Associate Professor Dorothy Oorschot
The structure and function of the normal or hypoxic basal ganglia is the main focus of our research. In the normal basal ganglia, neural circuits are being researched to test hypotheses on the cellular basis of movement and learning. For the hypoxic basal ganglia, treatments (eg. hypothermia, stem cells) are being researched to determine whether striatal neurons can be rescued or restored after hypoxic-induced death.
A new animal model of brain injury in infants born extremely prematurely has been developed. This model was published in the prestigious Journal of Neuroscience in 2013. Further characterization of this model and investigation of treatments to rescue the brain injury and behavioural deficits are underway.
Dorothy is also an member of the 'Neuroscience Research Group'.
Dr Mike Pankhurst
Mike's research seeks to determine the role of anti-Müllerian hormone (AMH) in female reproduction.
AMH is known for its classical role in embryonic sex determination in males but in recent years AMH has been discovered to regulate the way that the ovary uses its supply of eggs.
This has implications for female fertility because the entire lifetime supply of eggs is produced before birth and its depletion leads to menopause and infertility.
Dr Jo-Ann Stanton
Jo-Ann is one of New Zealand's leading experts on Next Generation Sequencing technologies.
Her team develop handheld molecular diagnostic devices for in-field and point-of-care applications. This work brings together three disciplines: molecular biology, computer science and physics / engineering. Two patentable prototype devices with associated software have been produced and licensed to a biotech company (Ubiquitome Ltd).
The team have just received MBIE funding to develop point-of-care technologies further and one of the areas of interest is the development of an effective HPV screening method for poorly resourced communities around the world.
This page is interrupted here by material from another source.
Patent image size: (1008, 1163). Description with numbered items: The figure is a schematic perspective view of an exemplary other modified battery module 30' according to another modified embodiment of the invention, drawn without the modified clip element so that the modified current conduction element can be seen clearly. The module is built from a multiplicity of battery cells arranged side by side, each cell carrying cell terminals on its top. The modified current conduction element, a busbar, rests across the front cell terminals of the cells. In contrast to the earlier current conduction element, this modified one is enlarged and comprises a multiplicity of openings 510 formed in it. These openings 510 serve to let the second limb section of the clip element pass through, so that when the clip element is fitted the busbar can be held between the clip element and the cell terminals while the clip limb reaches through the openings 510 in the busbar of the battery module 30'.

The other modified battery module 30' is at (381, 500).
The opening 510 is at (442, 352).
The team are also looking at ovary and preimplantation embryo transcriptomes.
Dr Megan Wilson
Megan's research interests focus on the following themes:
How do genes become co-opted into novel developmental pathways and the role this has in producing diversity and complexity within animals? The SOX family has evolved a role in the development of most organ systems during embryogenesis including vertebrate-specific tissues. This research programme will determine how genes like the SOX genes are co-opted into developmental pathways and the role this has in producing diversity and novel functions and structures.
Developmental reproductive biology: This research programme involves identifying regions of the genome being transcribed sex-specifically during a crucial time point in development for differentiation of both the testis and ovary and the specification of germ cells (oocyte and sperm). This will lead to a better understanding of the processes controlling the formation of the testis and ovary, but also identification of factors that may underlie disorders of human sexual development and abnormalities.